Is there a risk that before we can regulate algorithms, other algorithms will regulate us? Is the revolution in regulatory powers about taming algorithms, or being tamed by them?

This is why it is essential that further research is conducted into appropriate public policy initiatives, the public policy regimes, and the regulatory approaches necessary to address the growing power of algorithmic media. We need to gauge what democratic societies need to prioritize in order to ensure democracy and algorithmic media can co-exist.

Evaluating public policy involves looking at effects and implementation (John, 2013). This takes time, and algorithms are evolving faster than regulatory agencies or related research. Rather than wait for governments to pass laws, and then research the impact of those laws, we need non-governmental initiatives that address algorithmic power, as well as institutional and non-institutional research that addresses questions raised by the power of algorithmic media.

For example, is algorithmic transparency even possible? Do we need to conceive of an alternative in case access is neither forthcoming, or, due to the increased complexity of algorithms, not even possible?

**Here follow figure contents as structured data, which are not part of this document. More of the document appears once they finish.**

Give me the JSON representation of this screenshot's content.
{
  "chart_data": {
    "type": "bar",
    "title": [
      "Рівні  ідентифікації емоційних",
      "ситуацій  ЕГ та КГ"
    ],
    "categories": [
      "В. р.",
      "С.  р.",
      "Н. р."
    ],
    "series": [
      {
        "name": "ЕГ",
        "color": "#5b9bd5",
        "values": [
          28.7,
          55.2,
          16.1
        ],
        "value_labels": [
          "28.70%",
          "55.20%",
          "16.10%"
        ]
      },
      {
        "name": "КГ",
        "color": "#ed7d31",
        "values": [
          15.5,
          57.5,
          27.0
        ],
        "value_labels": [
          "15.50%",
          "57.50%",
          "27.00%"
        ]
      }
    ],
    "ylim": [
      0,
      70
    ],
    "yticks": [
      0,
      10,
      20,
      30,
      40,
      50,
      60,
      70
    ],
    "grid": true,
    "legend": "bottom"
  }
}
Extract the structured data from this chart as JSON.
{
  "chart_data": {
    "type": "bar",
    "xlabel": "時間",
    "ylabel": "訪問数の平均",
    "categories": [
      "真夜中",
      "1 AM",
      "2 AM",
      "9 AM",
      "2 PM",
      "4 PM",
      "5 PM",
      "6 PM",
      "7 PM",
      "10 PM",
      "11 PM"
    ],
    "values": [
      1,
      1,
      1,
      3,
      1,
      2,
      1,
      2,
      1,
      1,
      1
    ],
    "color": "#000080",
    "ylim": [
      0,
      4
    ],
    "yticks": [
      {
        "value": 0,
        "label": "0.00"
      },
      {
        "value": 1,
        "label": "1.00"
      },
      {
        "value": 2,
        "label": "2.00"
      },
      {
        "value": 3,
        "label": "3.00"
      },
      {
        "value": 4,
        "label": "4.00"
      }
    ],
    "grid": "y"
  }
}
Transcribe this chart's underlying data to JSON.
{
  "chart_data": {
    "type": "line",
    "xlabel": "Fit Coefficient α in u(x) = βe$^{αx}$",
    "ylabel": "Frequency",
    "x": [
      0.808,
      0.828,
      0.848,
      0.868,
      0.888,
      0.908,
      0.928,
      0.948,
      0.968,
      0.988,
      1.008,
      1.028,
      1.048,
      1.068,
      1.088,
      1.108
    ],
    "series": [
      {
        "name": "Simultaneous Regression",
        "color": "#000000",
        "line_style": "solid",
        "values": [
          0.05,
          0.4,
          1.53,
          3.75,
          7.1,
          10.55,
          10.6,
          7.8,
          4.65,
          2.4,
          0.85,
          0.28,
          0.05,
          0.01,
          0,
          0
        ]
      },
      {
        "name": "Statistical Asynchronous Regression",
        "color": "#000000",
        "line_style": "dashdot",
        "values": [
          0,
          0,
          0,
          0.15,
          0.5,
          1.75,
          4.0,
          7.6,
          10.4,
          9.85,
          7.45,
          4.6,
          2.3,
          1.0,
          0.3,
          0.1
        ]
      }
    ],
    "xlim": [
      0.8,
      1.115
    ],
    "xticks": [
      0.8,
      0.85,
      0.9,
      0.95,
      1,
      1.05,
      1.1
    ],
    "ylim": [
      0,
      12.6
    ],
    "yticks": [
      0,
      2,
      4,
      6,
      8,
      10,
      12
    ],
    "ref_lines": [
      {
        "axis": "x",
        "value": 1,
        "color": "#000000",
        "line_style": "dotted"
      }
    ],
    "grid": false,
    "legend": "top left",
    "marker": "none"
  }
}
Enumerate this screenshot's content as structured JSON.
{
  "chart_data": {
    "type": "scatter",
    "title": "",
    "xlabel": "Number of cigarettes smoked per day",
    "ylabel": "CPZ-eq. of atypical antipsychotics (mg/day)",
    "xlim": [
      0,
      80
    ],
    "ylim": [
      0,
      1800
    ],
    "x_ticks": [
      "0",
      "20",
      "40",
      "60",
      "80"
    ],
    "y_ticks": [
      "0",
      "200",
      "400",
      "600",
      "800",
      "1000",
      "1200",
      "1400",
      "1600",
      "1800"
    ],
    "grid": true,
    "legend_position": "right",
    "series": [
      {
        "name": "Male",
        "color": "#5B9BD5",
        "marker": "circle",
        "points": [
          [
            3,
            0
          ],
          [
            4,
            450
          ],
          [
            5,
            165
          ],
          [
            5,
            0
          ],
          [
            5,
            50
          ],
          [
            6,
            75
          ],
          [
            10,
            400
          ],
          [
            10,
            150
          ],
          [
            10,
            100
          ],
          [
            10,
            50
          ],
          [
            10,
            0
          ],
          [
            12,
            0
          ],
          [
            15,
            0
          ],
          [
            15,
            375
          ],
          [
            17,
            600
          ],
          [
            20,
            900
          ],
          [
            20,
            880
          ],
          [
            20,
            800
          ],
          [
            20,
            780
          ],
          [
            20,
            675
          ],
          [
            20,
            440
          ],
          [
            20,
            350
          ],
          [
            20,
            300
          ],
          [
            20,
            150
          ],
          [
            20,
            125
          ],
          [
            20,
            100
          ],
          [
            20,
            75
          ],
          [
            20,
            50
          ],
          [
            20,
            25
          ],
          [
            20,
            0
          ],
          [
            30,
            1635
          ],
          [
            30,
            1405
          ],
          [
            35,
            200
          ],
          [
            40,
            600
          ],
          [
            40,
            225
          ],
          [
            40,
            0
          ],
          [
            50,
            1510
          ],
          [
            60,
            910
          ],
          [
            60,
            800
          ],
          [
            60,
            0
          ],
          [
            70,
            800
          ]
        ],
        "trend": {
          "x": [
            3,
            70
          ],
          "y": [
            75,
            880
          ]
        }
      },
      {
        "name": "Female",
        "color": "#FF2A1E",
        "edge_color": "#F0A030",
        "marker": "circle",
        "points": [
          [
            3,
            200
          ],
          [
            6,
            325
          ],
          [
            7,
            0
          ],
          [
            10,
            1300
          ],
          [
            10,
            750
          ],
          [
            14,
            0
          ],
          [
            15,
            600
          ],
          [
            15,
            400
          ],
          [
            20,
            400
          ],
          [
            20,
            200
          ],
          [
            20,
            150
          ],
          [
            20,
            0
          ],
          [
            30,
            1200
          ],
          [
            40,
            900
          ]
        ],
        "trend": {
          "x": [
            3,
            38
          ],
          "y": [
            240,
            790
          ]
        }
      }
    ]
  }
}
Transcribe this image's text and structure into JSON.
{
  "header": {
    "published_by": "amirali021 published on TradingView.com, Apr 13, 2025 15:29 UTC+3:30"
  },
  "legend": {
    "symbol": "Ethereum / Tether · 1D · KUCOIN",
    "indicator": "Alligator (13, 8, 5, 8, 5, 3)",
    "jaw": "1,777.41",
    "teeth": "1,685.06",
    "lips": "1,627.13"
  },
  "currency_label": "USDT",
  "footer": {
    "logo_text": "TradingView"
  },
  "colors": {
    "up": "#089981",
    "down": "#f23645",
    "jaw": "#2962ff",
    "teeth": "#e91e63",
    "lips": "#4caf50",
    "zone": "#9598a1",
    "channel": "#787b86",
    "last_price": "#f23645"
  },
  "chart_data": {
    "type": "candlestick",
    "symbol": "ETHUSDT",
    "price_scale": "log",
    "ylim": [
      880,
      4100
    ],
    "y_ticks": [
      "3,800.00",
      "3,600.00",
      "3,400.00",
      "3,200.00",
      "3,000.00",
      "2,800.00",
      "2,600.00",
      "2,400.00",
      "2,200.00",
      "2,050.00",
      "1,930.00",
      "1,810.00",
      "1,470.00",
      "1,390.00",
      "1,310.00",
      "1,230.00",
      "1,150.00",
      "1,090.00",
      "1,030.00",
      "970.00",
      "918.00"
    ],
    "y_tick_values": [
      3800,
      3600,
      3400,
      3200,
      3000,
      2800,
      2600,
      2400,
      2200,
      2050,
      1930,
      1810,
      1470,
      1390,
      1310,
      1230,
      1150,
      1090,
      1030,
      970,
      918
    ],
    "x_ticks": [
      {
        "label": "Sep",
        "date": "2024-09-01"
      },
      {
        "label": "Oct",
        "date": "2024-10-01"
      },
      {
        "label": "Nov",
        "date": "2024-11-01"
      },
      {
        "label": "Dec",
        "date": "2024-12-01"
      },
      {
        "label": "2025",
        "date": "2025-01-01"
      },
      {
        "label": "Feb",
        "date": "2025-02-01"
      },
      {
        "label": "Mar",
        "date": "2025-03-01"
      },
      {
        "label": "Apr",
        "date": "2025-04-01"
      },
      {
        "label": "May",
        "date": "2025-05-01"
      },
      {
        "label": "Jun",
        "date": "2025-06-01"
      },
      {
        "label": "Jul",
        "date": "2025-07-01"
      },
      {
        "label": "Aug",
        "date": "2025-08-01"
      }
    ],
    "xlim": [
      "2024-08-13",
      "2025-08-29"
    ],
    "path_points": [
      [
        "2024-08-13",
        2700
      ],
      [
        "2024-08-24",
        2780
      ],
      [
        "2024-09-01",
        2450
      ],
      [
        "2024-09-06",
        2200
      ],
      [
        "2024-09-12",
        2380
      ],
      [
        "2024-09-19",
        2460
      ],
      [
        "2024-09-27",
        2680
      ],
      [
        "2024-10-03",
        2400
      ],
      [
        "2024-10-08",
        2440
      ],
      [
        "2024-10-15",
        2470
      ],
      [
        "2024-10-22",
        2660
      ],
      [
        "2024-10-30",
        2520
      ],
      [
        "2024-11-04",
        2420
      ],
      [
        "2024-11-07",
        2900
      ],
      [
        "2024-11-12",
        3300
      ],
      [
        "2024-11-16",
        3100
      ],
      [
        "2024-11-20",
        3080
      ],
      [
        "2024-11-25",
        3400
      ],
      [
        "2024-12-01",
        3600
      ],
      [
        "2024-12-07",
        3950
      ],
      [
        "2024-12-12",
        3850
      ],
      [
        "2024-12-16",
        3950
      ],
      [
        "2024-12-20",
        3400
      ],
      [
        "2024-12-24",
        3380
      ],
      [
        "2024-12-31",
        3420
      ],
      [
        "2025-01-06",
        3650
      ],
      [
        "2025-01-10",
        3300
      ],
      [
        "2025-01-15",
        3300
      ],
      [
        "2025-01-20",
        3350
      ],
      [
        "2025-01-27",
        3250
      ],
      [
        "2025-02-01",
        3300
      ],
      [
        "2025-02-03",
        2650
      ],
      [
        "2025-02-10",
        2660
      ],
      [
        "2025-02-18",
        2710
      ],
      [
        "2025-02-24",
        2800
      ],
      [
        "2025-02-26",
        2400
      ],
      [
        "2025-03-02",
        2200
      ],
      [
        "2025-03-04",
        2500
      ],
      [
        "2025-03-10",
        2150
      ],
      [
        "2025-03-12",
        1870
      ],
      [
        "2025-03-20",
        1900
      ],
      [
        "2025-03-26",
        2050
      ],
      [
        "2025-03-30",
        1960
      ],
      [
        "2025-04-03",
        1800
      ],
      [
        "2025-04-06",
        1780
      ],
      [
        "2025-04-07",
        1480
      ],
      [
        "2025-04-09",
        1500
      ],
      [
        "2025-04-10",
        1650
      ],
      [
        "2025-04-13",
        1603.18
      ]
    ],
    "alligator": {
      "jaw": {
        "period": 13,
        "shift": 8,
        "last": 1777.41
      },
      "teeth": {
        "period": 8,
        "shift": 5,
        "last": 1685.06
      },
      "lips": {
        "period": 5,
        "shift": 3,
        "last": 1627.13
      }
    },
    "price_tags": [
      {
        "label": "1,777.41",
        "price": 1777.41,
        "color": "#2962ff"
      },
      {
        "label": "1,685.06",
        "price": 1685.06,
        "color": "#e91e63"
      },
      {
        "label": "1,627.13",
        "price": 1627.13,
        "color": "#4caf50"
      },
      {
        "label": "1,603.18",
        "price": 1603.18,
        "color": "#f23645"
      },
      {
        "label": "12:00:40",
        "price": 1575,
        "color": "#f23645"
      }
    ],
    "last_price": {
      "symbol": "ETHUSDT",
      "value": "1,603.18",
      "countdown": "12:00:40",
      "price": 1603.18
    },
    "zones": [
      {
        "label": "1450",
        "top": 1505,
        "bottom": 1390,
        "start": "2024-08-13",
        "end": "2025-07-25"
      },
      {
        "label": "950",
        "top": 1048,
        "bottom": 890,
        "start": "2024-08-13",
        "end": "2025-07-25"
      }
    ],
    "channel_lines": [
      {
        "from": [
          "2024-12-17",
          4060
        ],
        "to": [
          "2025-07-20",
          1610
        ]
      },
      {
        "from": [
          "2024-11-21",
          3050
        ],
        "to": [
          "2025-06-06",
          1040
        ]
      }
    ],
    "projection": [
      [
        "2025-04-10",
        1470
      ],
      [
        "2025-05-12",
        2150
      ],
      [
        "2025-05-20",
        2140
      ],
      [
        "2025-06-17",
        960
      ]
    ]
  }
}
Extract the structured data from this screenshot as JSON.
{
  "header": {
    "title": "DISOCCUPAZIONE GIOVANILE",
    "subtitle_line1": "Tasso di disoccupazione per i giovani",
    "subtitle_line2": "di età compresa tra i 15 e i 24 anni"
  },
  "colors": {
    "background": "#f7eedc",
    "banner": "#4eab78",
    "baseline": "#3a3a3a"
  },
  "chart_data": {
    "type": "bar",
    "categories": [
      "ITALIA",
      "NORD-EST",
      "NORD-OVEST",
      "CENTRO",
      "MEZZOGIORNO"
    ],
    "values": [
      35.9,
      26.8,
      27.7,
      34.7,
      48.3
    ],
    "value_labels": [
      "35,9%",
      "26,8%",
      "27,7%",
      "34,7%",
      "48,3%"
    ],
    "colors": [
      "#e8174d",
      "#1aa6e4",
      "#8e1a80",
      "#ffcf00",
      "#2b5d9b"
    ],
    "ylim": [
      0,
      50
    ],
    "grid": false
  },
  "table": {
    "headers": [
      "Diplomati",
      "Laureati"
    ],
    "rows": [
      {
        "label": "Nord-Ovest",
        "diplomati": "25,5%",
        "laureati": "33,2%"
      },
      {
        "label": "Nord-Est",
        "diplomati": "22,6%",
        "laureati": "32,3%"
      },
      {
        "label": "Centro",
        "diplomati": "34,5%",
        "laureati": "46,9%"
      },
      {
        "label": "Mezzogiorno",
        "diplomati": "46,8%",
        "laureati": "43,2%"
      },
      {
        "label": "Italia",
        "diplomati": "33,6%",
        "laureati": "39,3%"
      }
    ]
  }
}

As more governments pursue broader policies and regulatory approaches to the Internet we will at least have frameworks within which such regulation is possible, however clearly more research needs to be done around responses to algorithmic media and the means by which they can be held accountable and reinforce democracy.

Until that time however, we are left with algorithmic transparency as the obvious, first, and necessary step towards better understanding the ongoing impact of algorithmic media.